Based on the 2007 national census conducted by the Central Statistical Agency of Ethiopia (CSA), this woreda has a total population of 223,066, an increase of 51.10% over the 1994 census, of whom 111,172 are men and 111,894 women; 31,489 or 14.12% are urban inhabitants. A total of 47,759 households were counted in this woreda, resulting in an average of 4.67 persons to a household, and 46,471 housing units.

The majority of the inhabitants practiced Ethiopian Orthodox Christianity, with 81.81% reporting that as their religion, 14.59% of the population said they were Muslim, and 1.64% practiced traditional beliefs.

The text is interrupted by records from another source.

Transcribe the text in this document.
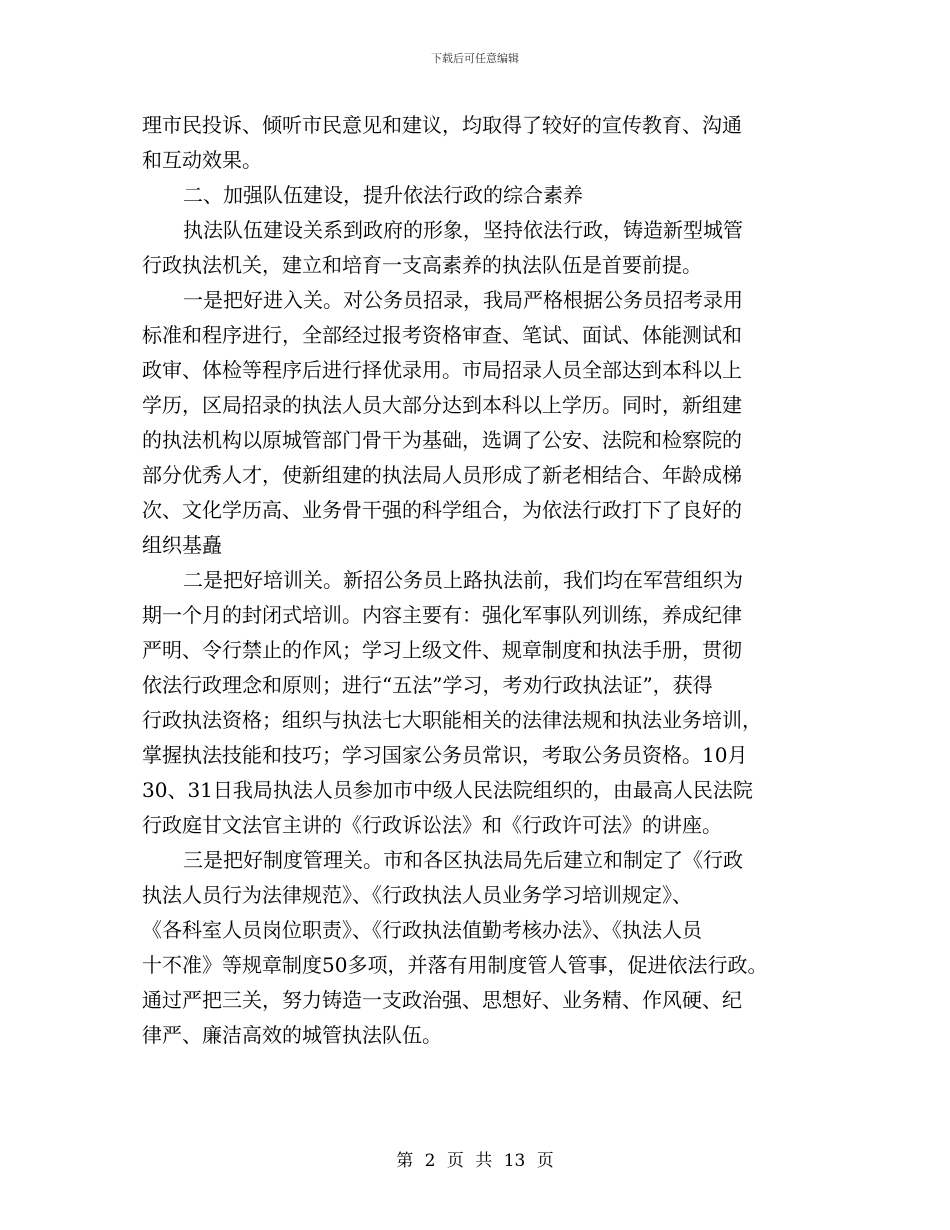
下载后可任意编辑
理市民投诉、倾听市民意见和建议，均取得了较好的宣传教育、沟通
和互动效果。
二、加强队伍建设，提升依法行政的综合素养
执法队伍建设关系到政府的形象，坚持依法行政，铸造新型城管
行政执法机关，建立和培育一支高素养的执法队伍是首要前提。
一是把好进入关。对公务员招录，我局严格根据公务员招考录用
标准和程序进行，全部经过报考资格审查、笔试、面试、体能测试和
政审、体检等程序后进行择优录用。市局招录人员全部达到本科以上
学历，区局招录的执法人员大部分达到本科以上学历。同时，新组建
的执法机构以原城管部门骨干为基础，选调了公安、法院和检察院的
部分优秀人才，使新组建的执法局人员形成了新老相结合、年龄成梯
次、文化学历高、业务骨干强的科学组合，为依法行政打下了良好的
组织基矗
二是把好培训关。新招公务员上路执法前，我们均在军营组织为
期一个月的封闭式培训。内容主要有：强化军事队列训练，养成纪律
严明、令行禁止的作风；学习上级文件、规章制度和执法手册，贯彻
依法行政理念和原则；进行“五法”学习，考劝行政执法证”，获得
行政执法资格；组织与执法七大职能相关的法律法规和执法业务培训，
掌握执法技能和技巧；学习国家公务员常识，考取公务员资格。10月
30、31日我局执法人员参加市中级人民法院组织的，由最高人民法院
行政庭甘文法官主讲的《行政诉讼法》和《行政许可法》的讲座。
三是把好制度管理关。市和各区执法局先后建立和制定了《行政
执法人员行为法律规范》、《行政执法人员业务学习培训规定》、
《各科室人员岗位职责》、《行政执法值勤考核办法》、《执法人员
十不准》等规章制度50多项，并落有用制度管人管事，促进依法行政。
通过严把三关，努力铸造一支政治强、思想好、业务精、作风硬、纪
律严、廉洁高效的城管执法队伍。
第 2 页 共 13 页
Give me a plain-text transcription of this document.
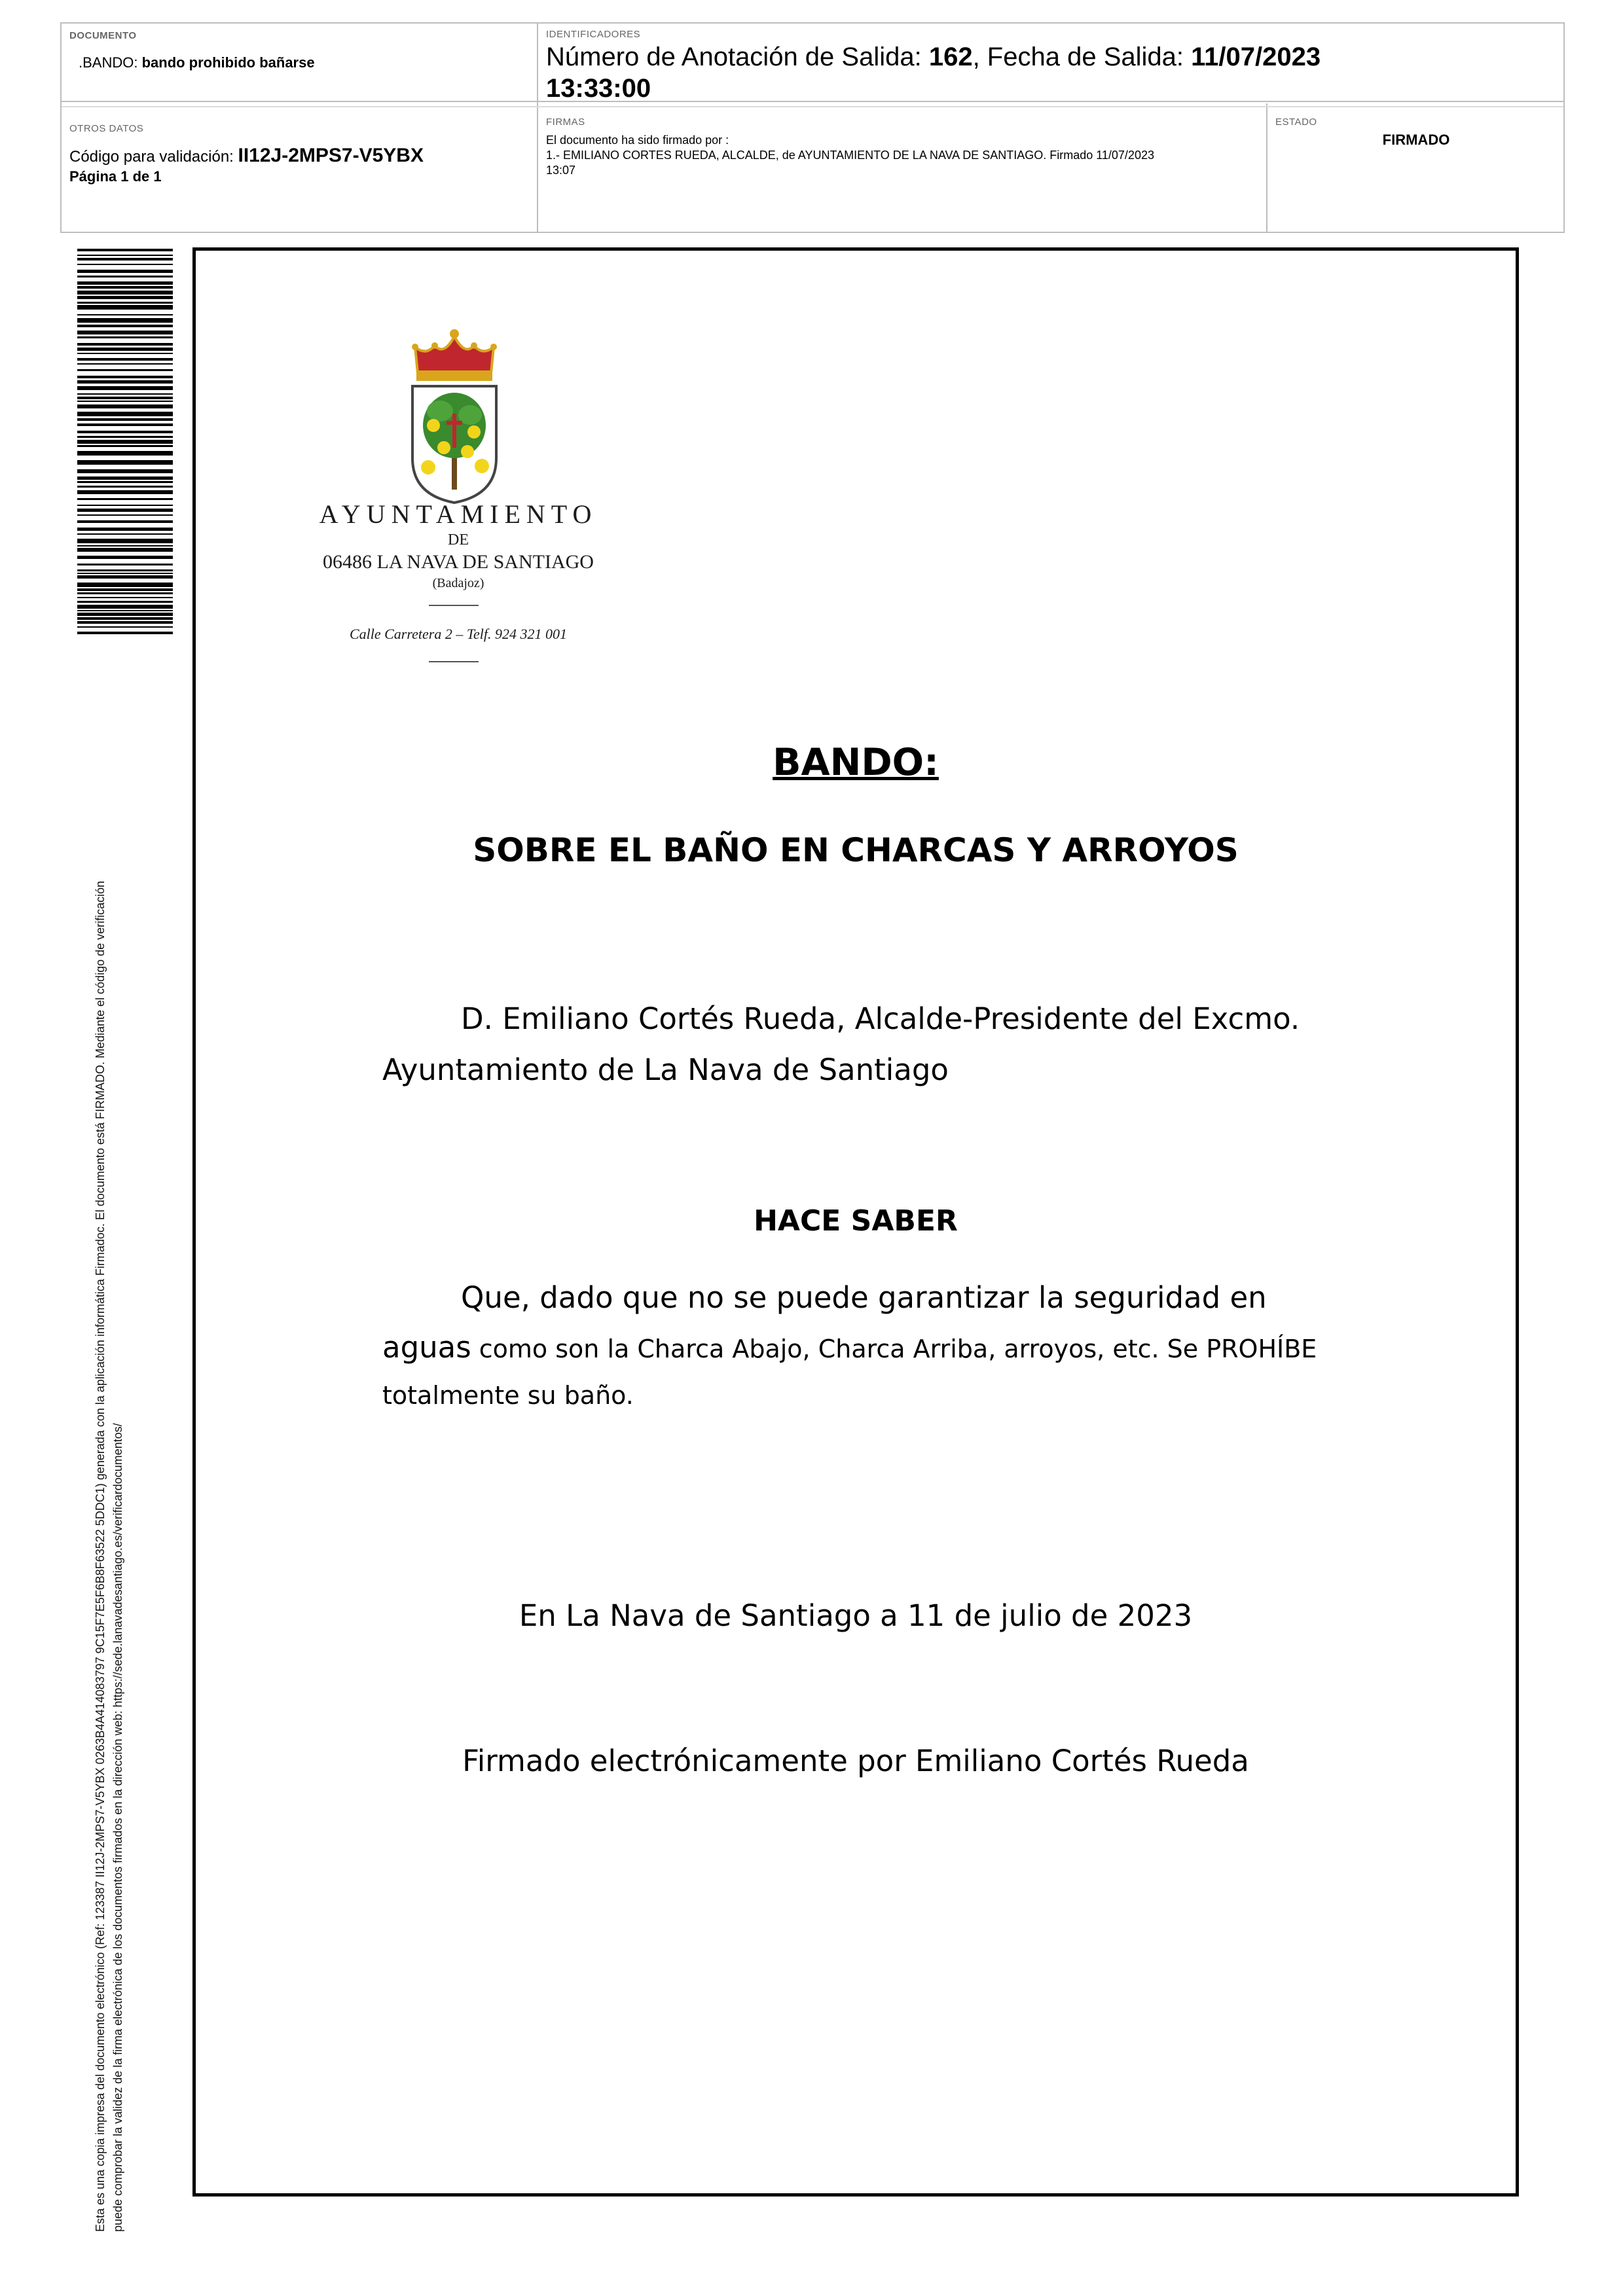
DOCUMENTO
.BANDO: bando prohibido bañarse
IDENTIFICADORES
Número de Anotación de Salida: 162, Fecha de Salida: 11/07/2023
13:33:00
OTROS DATOS
Código para validación: II12J-2MPS7-V5YBX
Página 1 de 1
FIRMAS
El documento ha sido firmado por :
1.- EMILIANO CORTES RUEDA, ALCALDE, de AYUNTAMIENTO DE LA NAVA DE SANTIAGO. Firmado 11/07/2023
13:07
ESTADO
FIRMADO
Esta es una copia impresa del documento electrónico (Ref: 123387 II12J-2MPS7-V5YBX 0263B4A414083797 9C15F7E5F6B8F63522 5DDC1) generada con la aplicación informática Firmadoc. El documento está FIRMADO. Mediante el código de verificación puede comprobar la validez de la firma electrónica de los documentos firmados en la dirección web: https://sede.lanavadesantiago.es/verificardocumentos/
AYUNTAMIENTO
DE
06486 LA NAVA DE SANTIAGO
(Badajoz)
Calle Carretera 2 – Telf. 924 321 001
BANDO:
SOBRE EL BAÑO EN CHARCAS Y ARROYOS
D. Emiliano Cortés Rueda, Alcalde-Presidente del Excmo.
Ayuntamiento de La Nava de Santiago
HACE SABER
Que, dado que no se puede garantizar la seguridad en
aguas como son la Charca Abajo, Charca Arriba, arroyos, etc. Se PROHÍBE
totalmente su baño.
En La Nava de Santiago a 11 de julio de 2023
Firmado electrónicamente por Emiliano Cortés Rueda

The 1994 national census reported a total population for this woreda of 170,974 in 34,553 households, of whom 84,893 were men and 86,081 were women; 7,767 or 4.54% of its population were urban dwellers. The three largest ethnic groups reported in Guangua were the Awi (62.02%) one of the Agaw peoples, the Amhara (31.93%), and the Gumuz (4.55%); all other ethnic groups made up 1.5% of the population. Awngi was spoken as a first language by 61.33%, 32.83% Amharic, and 4.55% spoke Gumuz; the remaining 1.29% spoke all other primary languages reported. The majority of the inhabitants practiced Ethiopian Orthodox Christianity, with 74.3% reporting that as their religion, while 20.98% were Muslim, and 0.77% observed traditional religions.